January 24, 1991

Article at Reuters

Bases in Australian outback play key role in Gulf satellite war

The Pine Gap Australian-United States Joint Defence Facility

By Wilson da Silva

SYDNEY – The Australian outback may be thousands of miles away from the Gulf War, but military bases there are playing a vital role in the allies’ high-tech battle against Iraq, defence experts say.

Australian-U.S. bases in the remote interior use spy satellites high above the Gulf to detect Iraq’s Scud missile launches and are able within a minute to warn the allies of the attacks.

TD “The satellites help pinpoint where a Scud launch came from, and would be used to identify the site (in Iraq) for allied fighters and bombers to strike,” said military analyst William Maley at the Australian Defence Force Academy in Canberra.

The bases monitor a constant stream of data from the estimated 15 satellites either positioned above the Gulf or making orbital passes over the area.

The most important base is Nurrungar, 500 km (310 miles) northwest of Adelaide and operated jointly by Australia and the U.S. Air Force, said Professor Desmond Ball, head of the Strategic and Defence Studies Centre at the Australian National University.

Nurrungar collects images from U.S. DSP (Defence Support Programme) satellites, which use an infra- red telescope to detect the exhaust plumes of Scuds during ascent, and within a minute relay the information to U.S. commanders in Saudi Arabia.

In the Iraqi missile attack on Tel Aviv on Tuesday, which killed three Israelis and wounded about 100, defence analysts say the five-minute flight from western Iraq would have left the allies with about four minutes warning.

The DSP satellites can narrow the launch source to within five km (three miles), and are believed to have detected 266 launches during the eight-year war between Iran and Iraq.

They also carry television cameras to follow the missile trajectory to confirm the satellite’s infra-red alarm, and can be used to monitor large military movements.

Two DSP satellites are believed to be positioned over the Gulf, the experts say.

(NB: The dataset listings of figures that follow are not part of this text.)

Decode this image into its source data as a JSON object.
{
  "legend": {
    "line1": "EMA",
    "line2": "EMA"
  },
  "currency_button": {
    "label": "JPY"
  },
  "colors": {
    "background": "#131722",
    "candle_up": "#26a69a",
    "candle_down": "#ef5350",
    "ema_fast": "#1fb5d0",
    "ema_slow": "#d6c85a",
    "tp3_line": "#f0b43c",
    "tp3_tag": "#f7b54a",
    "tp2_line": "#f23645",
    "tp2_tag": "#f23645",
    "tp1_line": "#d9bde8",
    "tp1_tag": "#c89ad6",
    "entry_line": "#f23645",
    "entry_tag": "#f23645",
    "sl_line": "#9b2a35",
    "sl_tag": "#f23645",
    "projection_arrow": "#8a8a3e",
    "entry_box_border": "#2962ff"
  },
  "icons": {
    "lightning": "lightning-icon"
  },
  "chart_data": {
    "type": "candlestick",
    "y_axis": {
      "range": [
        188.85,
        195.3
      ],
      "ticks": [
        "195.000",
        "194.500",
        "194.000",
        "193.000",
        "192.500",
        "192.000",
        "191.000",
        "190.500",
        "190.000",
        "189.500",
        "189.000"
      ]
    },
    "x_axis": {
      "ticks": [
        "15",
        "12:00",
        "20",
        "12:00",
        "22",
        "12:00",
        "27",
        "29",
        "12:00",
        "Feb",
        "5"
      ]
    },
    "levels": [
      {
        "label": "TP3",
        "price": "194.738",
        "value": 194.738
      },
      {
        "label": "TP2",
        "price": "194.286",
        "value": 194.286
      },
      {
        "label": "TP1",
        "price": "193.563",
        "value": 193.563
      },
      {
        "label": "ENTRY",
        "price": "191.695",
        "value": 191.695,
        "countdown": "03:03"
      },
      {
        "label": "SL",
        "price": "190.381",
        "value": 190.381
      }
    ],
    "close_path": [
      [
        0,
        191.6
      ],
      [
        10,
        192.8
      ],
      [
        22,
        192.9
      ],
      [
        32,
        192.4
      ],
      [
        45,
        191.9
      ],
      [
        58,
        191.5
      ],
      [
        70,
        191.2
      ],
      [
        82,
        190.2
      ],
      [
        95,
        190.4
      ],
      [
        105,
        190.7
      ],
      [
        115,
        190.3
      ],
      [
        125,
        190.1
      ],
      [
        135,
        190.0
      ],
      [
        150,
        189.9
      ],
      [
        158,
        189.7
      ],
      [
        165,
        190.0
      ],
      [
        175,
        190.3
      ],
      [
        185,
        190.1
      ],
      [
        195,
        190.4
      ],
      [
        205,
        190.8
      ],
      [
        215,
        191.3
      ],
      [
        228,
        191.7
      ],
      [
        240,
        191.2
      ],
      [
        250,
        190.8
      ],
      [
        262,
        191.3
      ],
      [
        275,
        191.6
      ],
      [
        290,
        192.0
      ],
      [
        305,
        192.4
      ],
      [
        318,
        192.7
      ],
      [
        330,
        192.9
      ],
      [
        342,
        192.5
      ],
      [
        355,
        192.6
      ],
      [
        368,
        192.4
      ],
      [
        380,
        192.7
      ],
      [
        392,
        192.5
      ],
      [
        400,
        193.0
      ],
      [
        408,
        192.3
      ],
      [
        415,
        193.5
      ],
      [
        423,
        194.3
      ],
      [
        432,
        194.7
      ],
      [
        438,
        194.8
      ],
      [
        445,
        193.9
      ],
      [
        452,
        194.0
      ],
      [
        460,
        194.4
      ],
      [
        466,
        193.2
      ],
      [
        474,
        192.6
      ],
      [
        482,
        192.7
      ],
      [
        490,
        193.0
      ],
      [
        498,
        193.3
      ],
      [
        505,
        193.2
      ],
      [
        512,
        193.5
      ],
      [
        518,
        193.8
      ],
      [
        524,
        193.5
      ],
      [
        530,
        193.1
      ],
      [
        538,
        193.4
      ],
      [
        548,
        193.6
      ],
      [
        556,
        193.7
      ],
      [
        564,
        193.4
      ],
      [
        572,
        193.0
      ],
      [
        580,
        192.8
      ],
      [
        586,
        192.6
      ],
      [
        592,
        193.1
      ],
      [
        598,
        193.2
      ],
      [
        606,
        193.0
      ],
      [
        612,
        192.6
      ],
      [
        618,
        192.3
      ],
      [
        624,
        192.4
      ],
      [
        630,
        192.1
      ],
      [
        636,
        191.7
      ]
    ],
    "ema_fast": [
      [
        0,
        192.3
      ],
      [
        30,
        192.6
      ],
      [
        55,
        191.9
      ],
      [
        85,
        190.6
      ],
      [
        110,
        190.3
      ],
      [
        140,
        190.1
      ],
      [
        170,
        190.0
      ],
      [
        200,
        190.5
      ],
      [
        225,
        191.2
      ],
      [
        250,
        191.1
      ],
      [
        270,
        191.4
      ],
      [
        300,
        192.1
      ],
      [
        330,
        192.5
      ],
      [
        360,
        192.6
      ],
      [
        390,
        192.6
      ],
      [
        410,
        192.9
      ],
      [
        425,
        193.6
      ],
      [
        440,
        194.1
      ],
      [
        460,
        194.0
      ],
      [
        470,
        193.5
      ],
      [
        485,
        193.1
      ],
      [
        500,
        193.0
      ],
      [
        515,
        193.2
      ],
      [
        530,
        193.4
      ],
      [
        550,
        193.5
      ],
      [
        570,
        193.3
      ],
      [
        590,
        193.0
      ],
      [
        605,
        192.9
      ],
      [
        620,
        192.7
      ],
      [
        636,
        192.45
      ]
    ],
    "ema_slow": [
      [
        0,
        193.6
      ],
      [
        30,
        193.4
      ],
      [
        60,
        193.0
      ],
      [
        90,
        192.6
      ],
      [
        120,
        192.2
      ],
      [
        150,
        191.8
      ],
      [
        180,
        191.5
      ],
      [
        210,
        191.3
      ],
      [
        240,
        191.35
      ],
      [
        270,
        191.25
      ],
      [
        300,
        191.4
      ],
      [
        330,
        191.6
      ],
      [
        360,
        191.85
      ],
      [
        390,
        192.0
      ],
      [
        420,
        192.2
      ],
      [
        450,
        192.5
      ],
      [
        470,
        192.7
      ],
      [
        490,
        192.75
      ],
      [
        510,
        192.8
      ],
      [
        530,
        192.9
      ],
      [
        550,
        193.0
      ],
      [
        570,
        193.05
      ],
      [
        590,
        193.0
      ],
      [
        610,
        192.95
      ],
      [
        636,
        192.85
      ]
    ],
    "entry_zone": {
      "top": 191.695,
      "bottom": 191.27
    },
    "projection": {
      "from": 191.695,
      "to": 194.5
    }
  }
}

Pine Gap, a base 20 km (12 miles) outside of Alice Springs and run by Australia and the U.S. Central Intelligence Agency, eavesdrops on military and civilian communications in Iraq via satellites.

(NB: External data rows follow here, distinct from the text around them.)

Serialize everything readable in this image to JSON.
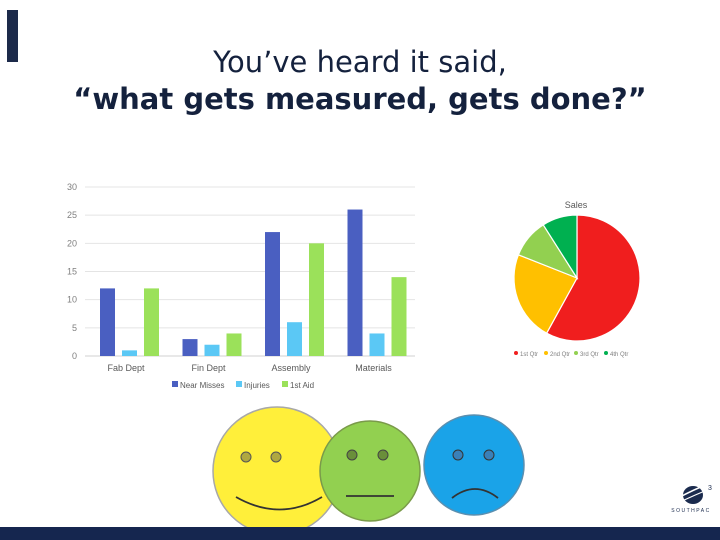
{
  "slide": {
    "title_line1": "You’ve heard it said,",
    "title_line2": "“what gets measured, gets done?”",
    "logo_text": "SOUTHPAC"
  },
  "colors": {
    "accent": "#1c2a4a",
    "footer_bar": "#15264f",
    "near_misses": "#4a5fc1",
    "injuries": "#5bc8f5",
    "first_aid": "#9be15a",
    "pie_q1": "#f01e1e",
    "pie_q2": "#ffc000",
    "pie_q3": "#92d050",
    "pie_q4": "#00b050",
    "face_happy": "#ffef3a",
    "face_neutral": "#92d050",
    "face_sad": "#1aa3e8"
  },
  "faces": [
    "happy-face-icon",
    "neutral-face-icon",
    "sad-face-icon"
  ],
  "chart_data": [
    {
      "type": "bar",
      "title": "",
      "categories": [
        "Fab Dept",
        "Fin Dept",
        "Assembly",
        "Materials"
      ],
      "series": [
        {
          "name": "Near Misses",
          "values": [
            12,
            3,
            22,
            26
          ]
        },
        {
          "name": "Injuries",
          "values": [
            1,
            2,
            6,
            4
          ]
        },
        {
          "name": "1st Aid",
          "values": [
            12,
            4,
            20,
            14
          ]
        }
      ],
      "yticks": [
        "0",
        "5",
        "10",
        "15",
        "20",
        "25",
        "30"
      ],
      "ylim": [
        0,
        30
      ],
      "grid": true,
      "legend": "bottom"
    },
    {
      "type": "pie",
      "title": "Sales",
      "labels": [
        "1st Qtr",
        "2nd Qtr",
        "3rd Qtr",
        "4th Qtr"
      ],
      "values": [
        58,
        23,
        10,
        9
      ],
      "legend": "bottom"
    }
  ]
}
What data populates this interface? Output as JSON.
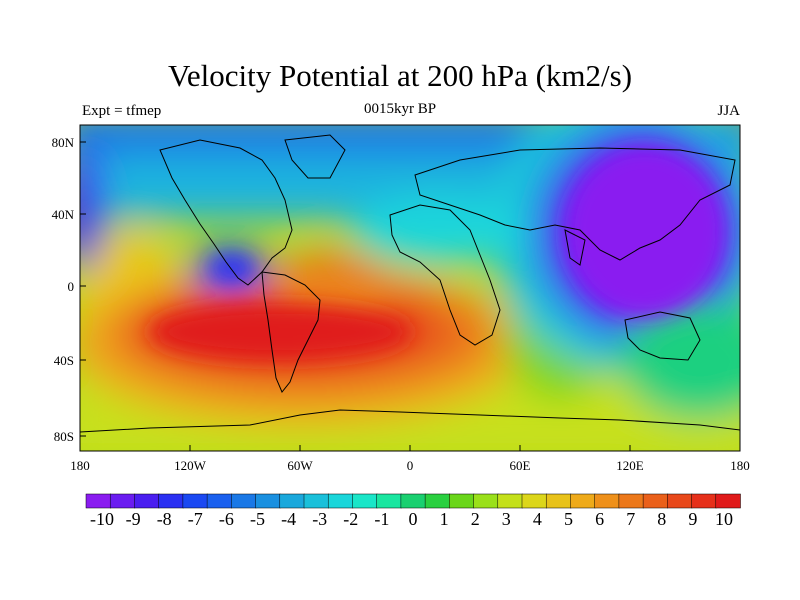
{
  "map": {
    "title": "Velocity Potential at 200 hPa (km2/s)",
    "left_string": "Expt = tfmep",
    "center_string": "0015kyr BP",
    "right_string": "JJA",
    "lon_ticks": [
      "180",
      "120W",
      "60W",
      "0",
      "60E",
      "120E",
      "180"
    ],
    "lat_ticks": [
      "80N",
      "40N",
      "0",
      "40S",
      "80S"
    ]
  },
  "colorbar": {
    "labels": [
      "-10",
      "-9",
      "-8",
      "-7",
      "-6",
      "-5",
      "-4",
      "-3",
      "-2",
      "-1",
      "0",
      "1",
      "2",
      "3",
      "4",
      "5",
      "6",
      "7",
      "8",
      "9",
      "10"
    ],
    "colors": [
      "#8a1cf0",
      "#6a1cf0",
      "#4a1ef0",
      "#2a30f2",
      "#1a48f2",
      "#1a60ee",
      "#1a78e6",
      "#1a90e0",
      "#1aa8dc",
      "#1ac0da",
      "#1ad6da",
      "#1ae6c8",
      "#1ae6a0",
      "#1ad070",
      "#2ad040",
      "#6ad61a",
      "#9ae01a",
      "#c4e01a",
      "#dcd61a",
      "#e8c21a",
      "#eeaa1a",
      "#ee901a",
      "#ec781a",
      "#ea601a",
      "#e8481a",
      "#e6301a",
      "#e01a1a"
    ]
  }
}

The allies are believed to be using three satellites for this task.

Other satellites in lower orbits and closer to the action are believed to be monitoring the success of allied bombings and keeping tabs on Iraqi troop movements.

“If counted together (the bases’) contribution to the war would be more substantial than Australia’s commitment of three naval vessels,” said Ball, considered an authority on the bases.

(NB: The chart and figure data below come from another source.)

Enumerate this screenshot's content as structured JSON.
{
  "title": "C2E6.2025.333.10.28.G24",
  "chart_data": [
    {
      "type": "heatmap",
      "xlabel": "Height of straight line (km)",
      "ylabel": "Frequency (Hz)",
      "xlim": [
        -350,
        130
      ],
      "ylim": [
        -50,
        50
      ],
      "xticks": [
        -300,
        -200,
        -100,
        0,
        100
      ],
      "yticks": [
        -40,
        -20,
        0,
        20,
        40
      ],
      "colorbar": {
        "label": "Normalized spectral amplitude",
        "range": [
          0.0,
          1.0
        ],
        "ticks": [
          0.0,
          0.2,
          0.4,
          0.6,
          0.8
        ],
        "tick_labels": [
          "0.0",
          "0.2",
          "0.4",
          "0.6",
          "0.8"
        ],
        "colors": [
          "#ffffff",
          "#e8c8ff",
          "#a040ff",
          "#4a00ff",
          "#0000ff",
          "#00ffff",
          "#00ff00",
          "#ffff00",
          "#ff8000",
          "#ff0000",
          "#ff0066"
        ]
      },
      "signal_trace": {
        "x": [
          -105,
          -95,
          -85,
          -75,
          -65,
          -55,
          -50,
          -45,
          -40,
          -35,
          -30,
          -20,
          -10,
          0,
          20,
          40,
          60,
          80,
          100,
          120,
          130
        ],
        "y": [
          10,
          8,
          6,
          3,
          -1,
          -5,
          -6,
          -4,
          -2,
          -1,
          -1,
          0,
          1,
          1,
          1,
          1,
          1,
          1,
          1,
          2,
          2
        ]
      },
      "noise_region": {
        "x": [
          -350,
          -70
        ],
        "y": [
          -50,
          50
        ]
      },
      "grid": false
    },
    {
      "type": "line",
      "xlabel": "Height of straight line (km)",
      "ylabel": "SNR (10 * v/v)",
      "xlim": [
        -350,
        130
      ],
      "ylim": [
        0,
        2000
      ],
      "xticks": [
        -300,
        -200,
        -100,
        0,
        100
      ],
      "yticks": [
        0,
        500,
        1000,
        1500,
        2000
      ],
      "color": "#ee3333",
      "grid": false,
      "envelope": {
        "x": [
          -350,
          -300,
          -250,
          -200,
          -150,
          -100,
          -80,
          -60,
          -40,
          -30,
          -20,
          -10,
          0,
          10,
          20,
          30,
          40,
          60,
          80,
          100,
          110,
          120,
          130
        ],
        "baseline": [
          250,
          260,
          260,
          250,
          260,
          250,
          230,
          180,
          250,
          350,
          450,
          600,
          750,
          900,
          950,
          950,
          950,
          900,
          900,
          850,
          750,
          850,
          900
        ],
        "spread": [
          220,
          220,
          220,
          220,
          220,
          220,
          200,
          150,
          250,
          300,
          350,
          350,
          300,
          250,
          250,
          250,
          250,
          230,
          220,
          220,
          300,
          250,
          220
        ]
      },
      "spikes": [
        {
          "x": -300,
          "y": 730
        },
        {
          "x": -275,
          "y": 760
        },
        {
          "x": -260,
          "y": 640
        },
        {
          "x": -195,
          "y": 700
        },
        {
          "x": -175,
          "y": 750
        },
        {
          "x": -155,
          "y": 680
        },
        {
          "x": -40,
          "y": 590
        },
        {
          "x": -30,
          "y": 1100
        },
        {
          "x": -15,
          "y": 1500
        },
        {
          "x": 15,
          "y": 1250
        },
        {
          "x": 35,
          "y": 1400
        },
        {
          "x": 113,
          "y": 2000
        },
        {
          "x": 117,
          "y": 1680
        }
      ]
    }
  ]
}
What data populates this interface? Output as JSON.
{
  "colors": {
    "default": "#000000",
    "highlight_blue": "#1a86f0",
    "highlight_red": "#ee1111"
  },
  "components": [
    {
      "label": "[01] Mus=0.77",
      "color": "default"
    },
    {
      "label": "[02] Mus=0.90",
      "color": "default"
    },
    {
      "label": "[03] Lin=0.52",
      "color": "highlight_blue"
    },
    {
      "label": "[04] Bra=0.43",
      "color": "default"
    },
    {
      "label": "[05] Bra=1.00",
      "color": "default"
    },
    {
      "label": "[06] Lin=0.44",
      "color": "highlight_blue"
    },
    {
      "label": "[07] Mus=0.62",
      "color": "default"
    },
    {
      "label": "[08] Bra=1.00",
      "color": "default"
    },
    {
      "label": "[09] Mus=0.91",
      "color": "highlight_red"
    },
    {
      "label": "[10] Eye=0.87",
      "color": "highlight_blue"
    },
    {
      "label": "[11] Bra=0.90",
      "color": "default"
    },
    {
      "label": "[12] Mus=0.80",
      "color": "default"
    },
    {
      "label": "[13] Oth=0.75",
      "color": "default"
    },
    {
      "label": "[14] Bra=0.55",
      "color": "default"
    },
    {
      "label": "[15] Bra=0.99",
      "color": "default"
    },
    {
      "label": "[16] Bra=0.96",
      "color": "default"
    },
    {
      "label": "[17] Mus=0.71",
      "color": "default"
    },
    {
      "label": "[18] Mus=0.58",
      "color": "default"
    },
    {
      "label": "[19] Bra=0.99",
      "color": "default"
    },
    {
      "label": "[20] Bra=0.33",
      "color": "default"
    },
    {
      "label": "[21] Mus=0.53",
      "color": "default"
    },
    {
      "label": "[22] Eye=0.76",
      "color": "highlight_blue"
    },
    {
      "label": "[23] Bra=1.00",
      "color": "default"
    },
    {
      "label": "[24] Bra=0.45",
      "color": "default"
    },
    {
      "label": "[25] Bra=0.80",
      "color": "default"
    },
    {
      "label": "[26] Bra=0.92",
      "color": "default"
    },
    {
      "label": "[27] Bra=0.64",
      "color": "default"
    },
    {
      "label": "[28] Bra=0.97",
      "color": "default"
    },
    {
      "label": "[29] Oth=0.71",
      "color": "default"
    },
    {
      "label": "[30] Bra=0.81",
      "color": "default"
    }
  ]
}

Australia has a guided missile frigate, a destroyer and a supply ship in the Gulf and medical teams aboard hospital ships.

Officially, the Australian government says base operations are secret and releases little information about their activity.

Defence ministry spokesman Captain David Tyler says Nurrungar “provides early warning of ballistic missile attack and data relating to missile launches and surveillance”.

Pine Gap “collects intelligence data supporting the national security of Australia and the United States,” he said.

Both bases were built in the late 1960s and are believed to have cost billions of dollars. Another base, North West Cape in a remote part of Western Australia, relays communications for U.S. and Australian submarines and ships.

Asked last week whether the role the bases played was important to Gulf operations, Australian Prime Minister Bob Hawke said: “They’re not irrelevant.”